Landsat SQLite on bridge nodes

Introduction

There is a temporary SQLite database that is accessible from the bridge nodes while we are bringing up MySQL, so that users can have a little better access to the Landsat data holdings.

SQLite provides basic SQL interface and is accessible from number of languages and more extensive documentation can be found here: http://www.sqlite.org/.

Database Schemas

There are currently two main tables in the database, which contain links to the Landsat files on line and some additional metadata information.

The "landsat" table is created by inserting existing files into the database pariodically.

TABLE landsat(
   granule_id text,        #This is the primary key a unique Landsat scene ID
   noloc_id text,          #granule_id with the gsid stripped 
   sensor text,            #Which sensor (T or E) = (TM or ETM)
   satellite int,          #4, 5, or 7
   path int,
   row int,
   url text,               #The path to the file on the filesystem
   acq_date date,          #Acquisition date (by the satellite) = overpass date
   year int,               #Year of data acquisition (overpass)
   doy int,                #Day-of-year of acquisition (overpass) 1-366
   gsid text,              #Ground station id 
   version int,            #Processing version
   is_local int,           #1 = online, 0 = in the backup system
   UNIQUE(granule_id) ) 

The "meta" table is created from parsed from bulk metadata obtained periodically from the USGS. More information on the metadata is in the Landsat Data Dictionary, but since this describes the overall internal metadata structure of the datasets, there is quite a bit more information than we have in the DB right now.
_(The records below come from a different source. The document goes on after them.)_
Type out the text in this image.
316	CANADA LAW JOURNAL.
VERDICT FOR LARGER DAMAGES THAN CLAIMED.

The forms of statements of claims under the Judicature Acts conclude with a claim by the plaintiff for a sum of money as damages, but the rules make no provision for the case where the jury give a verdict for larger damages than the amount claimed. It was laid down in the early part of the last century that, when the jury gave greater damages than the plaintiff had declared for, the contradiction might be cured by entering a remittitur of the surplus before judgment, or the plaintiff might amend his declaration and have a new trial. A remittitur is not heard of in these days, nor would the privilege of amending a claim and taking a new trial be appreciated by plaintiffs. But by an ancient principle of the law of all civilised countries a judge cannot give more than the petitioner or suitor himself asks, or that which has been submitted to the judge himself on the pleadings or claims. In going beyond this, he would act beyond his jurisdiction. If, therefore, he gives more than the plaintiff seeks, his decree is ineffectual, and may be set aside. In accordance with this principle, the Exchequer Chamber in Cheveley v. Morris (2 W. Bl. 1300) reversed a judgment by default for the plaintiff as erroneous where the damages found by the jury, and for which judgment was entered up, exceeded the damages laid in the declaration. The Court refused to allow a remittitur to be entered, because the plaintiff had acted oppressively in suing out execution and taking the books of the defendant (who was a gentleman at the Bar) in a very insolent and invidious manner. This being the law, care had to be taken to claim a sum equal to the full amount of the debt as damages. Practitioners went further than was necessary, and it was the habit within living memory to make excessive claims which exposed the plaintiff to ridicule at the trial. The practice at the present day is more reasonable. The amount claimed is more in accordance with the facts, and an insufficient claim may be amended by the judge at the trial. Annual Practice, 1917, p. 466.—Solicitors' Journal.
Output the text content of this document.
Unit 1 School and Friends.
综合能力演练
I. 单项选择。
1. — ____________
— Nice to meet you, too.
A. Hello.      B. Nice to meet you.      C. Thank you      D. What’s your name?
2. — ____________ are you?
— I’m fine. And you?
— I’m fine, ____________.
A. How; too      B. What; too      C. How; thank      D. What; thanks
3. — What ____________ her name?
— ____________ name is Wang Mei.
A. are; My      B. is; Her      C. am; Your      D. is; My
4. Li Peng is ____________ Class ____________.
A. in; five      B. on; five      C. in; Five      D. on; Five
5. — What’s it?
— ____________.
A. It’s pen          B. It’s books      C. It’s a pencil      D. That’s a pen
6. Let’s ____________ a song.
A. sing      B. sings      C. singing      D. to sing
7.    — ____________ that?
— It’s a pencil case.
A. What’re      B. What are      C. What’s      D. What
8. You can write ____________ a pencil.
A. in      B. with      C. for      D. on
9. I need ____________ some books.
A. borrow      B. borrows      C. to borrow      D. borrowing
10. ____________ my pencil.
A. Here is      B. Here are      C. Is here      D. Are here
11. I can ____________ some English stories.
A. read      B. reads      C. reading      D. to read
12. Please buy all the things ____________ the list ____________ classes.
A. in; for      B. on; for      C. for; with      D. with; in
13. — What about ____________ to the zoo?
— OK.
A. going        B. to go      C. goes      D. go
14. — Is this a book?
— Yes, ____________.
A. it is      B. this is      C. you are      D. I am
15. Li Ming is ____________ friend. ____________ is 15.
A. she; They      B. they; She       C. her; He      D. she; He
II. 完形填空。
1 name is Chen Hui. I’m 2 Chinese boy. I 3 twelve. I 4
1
The schema of the external metadata that our "meta" table is extracted from can be found here.

TABLE meta(
   scene_id VARCHAR(200),  #Matches the granule_id in the landsat table
   sensor text, 
   satellite int, 
   path int, 
   row int,
   ul_lat float, 
   ul_lon float, 
   ur_lat float, 
   ur_lon float, 
   ll_lat float, 
   ll_lon float, 
   lr_lat float, 
   lr_lon float, 
   center_lat float, 
   center_lon float,
   acq_date date, 
   processed_date date,    #When this scene was last processed at USGS
   year int,               #Year of data acquisition (overpass)
   doy int,                #Day-of-year of acquisition (overpass) 1-366
   cloud_cover int,        #Cloud cover interval 0-9 (0 = 0 to 10%, 1 = 10 to 20%,...)
   cloud_cover_full float, #Cloud cover % for this scene (0.0 - 100.0) - not always available
   l1type VARCHAR(10),     #L1G, L1GT, L1Gt, L1T, PR
   image_quality1 int,     #For L7 - image quality for bands 1-6l (0=bad, 9=good)     
   image_quality2 int,     #For L7 - image quality for bands 6h, 7, 8 (0=bad, 9=good)
   acquisition_quality int,# 0=missing, 1=extremely poor, 9=excellent
   quality_band1 int,      # 0=worst, 9=excellent
   quality_band2 int,      # 0=worst, 9=excellent
   quality_band3 int,      # 0=worst, 9=excellent
   quality_band4 int,      # 0=worst, 9=excellent
   quality_band5 int,      # 0=worst, 9=excellent
   quality_band6 int,      # 0=worst, 9=excellent
   quality_band7 int,      # 0=worst, 9=excellent
   UNIQUE(scene_id) ) 

Accessing the SQLite database

There are two basic ways you can interact with the database. Directly from the command line and from your code through the SQLite API. To do either you need to know the location of the database file which is in:

/nobackupp4/datapool/landsat/rt/DB/SQLite/landsat-sqlite.db

Access from the command-line

So from command line you can just do (assuming you are on bridge4):

bridge4> sqlite3 /nobackupp4/datapool/landsat/rt/DB/SQLite/landsat-sqlite.db

You will get the sqlite prompt and you can just type your queries in there. For more information, see the SQLite documentation.

Access from Python

To access the database from python, you will need to import the sqlite3 module, open the connection to the SQLite db and establish the cursor (a structure that will deal with the results as they are returned from the database).

import sqlite3 as sqlite;

sqlf = '/nobackupp4/datapool/landsat/rt/DB/SQLite/landsat-sqlite.db'; #location of the db file
conn = sqlite.connect(sqlf)
curs = conn.cursor();

... some queries and result manipulation

curs.close();
conn.close();

And you are ready to run some queries.

Example queries from Python

Find all the Landsat7 data for 2009, path 34 and row 40:

import sqlite3 as sqlite;

sqlf = '/nobackupp4/datapool/landsat/rt/DB/SQLite/landsat-sqlite.db';
conn = sqlite.connect(sqlf)
curs = conn.cursor();

results = None;
try:
   curs.execute("SELECT url FROM landsat WHERE path=? AND row=? AND year=? AND satellite=7", 
               (34, 40, 2009));
   results = curs.fetchall();
   for r in results:
      print r;

except sqlite.Error as e:
   print "An error occurred:", e.args[0];

curs.close();
conn.close();

Query across the two tables to find data with less than 30% cloud cover

...
curs.execute("SELECT url FROM landsat INNER JOIN meta ON granule_id = scene_id WHERE \
              meta.cloud_cover < 3 AND landsat.path=? AND landsat.row=? AND landsat.year=? AND \
              landsat.satellite=7", (34, 40, 2009));

results = curs.fetchall();

...

Landsat SQLite on bridge nodes (old revision)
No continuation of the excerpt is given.